Get some commercial awareness

Once you understand that publishing is a business like any other (ie there to make money), you need to understand how it makes money and what might affect this process. This is known as commercial awareness and is the one thing that employers tell us graduates lack. Why is one publisher doing financially better than another? Who is a publisher’s main competitor/rival? What effect might an industry award have on a publisher? How are traditional publishers dealing with the rise in self-publishing? You might get asked these type of questions at interview, so be prepared. Also, extra brownie points if, at the end of an interview you ask a question that involves some commercial awareness, like….

‘I know that (name of competitor) have (recent publishing news). How do you think this might affect your profits/marketing strategy/talent retention?’

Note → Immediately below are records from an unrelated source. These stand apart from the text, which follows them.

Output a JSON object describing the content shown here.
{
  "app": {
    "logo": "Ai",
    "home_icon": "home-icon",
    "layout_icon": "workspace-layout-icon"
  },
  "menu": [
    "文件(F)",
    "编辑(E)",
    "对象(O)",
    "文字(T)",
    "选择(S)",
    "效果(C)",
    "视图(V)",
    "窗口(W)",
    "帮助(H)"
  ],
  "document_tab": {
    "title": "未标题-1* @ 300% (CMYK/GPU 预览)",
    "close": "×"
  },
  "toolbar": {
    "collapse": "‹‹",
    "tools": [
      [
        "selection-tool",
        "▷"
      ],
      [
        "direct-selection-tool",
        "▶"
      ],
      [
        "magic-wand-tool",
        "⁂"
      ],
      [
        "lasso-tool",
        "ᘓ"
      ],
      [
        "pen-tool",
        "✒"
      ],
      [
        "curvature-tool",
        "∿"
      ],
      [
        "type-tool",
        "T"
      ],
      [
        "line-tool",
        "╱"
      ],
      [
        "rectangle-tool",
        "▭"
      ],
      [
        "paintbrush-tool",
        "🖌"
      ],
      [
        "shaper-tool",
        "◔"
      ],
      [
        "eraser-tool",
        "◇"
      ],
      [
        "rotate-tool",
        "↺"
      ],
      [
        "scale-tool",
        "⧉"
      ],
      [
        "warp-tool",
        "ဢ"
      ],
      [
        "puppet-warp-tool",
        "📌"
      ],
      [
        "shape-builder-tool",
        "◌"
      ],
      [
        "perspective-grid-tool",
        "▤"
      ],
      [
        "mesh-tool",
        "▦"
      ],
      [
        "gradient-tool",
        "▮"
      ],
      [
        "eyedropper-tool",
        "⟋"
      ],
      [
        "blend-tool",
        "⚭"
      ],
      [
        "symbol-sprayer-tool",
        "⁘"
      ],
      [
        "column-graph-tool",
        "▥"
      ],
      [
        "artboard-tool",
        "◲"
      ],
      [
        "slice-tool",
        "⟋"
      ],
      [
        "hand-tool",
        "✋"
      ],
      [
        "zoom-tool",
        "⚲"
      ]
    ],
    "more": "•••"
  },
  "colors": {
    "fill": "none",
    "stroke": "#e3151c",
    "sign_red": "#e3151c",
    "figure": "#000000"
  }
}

It’s more than just being an editor…

So most people have heard of an editor but do you know the range of people that are involved in making a book? From the designer who creates the cover to the marketer who plans the marketing campaign to the sales person who makes sure the book is stocked in bookshops. Understanding the sheer number of people involved in publishing is important – you will need to talk knowledgeably at interview about these other roles. And you might come across a role that you hadn’t heard of before but that catches your fancy.

…Or working in fiction

Think of publishing and you might think of Waterstones. But there is more to publishing than ‘trade’ (the term for fiction and non-fiction books that are sold in bookstores to a general audience). There is ‘educational’ publishing (which includes ‘academic’ and ‘schools’) and ‘business’ publishing too.  And because these are generally not as well known to graduates as trade, these areas of publishing might be slightly less competitive to get into.

Get skilled

Whether a job description asks for it or not, having specific skills related to publishing will only be a benefit in terms of putting you ahead of the competition and will help to convince employers that you are serious about working in this industry.

The Publishing Training Centre offers short courses on things like proofreading or editing. You can also build your skill-set by finding volunteer work related to publishing, setting up a blog or getting involved in one of the student publications like CUB magazine. Have a think too about improving your digital skills in relation to publishing – understanding XML or HTML, for example, would be an asset.

For more information on working in publishing check out these these useful sites:

The Bookseller:

Essential reading for anyone interested in working in publishing.

The Society for Young Publishers:

Great organisation for networking and finding out more about the industry. Take a look at the careers information under the Home tab.

The Publishers Association:

Lots of useful tips and info.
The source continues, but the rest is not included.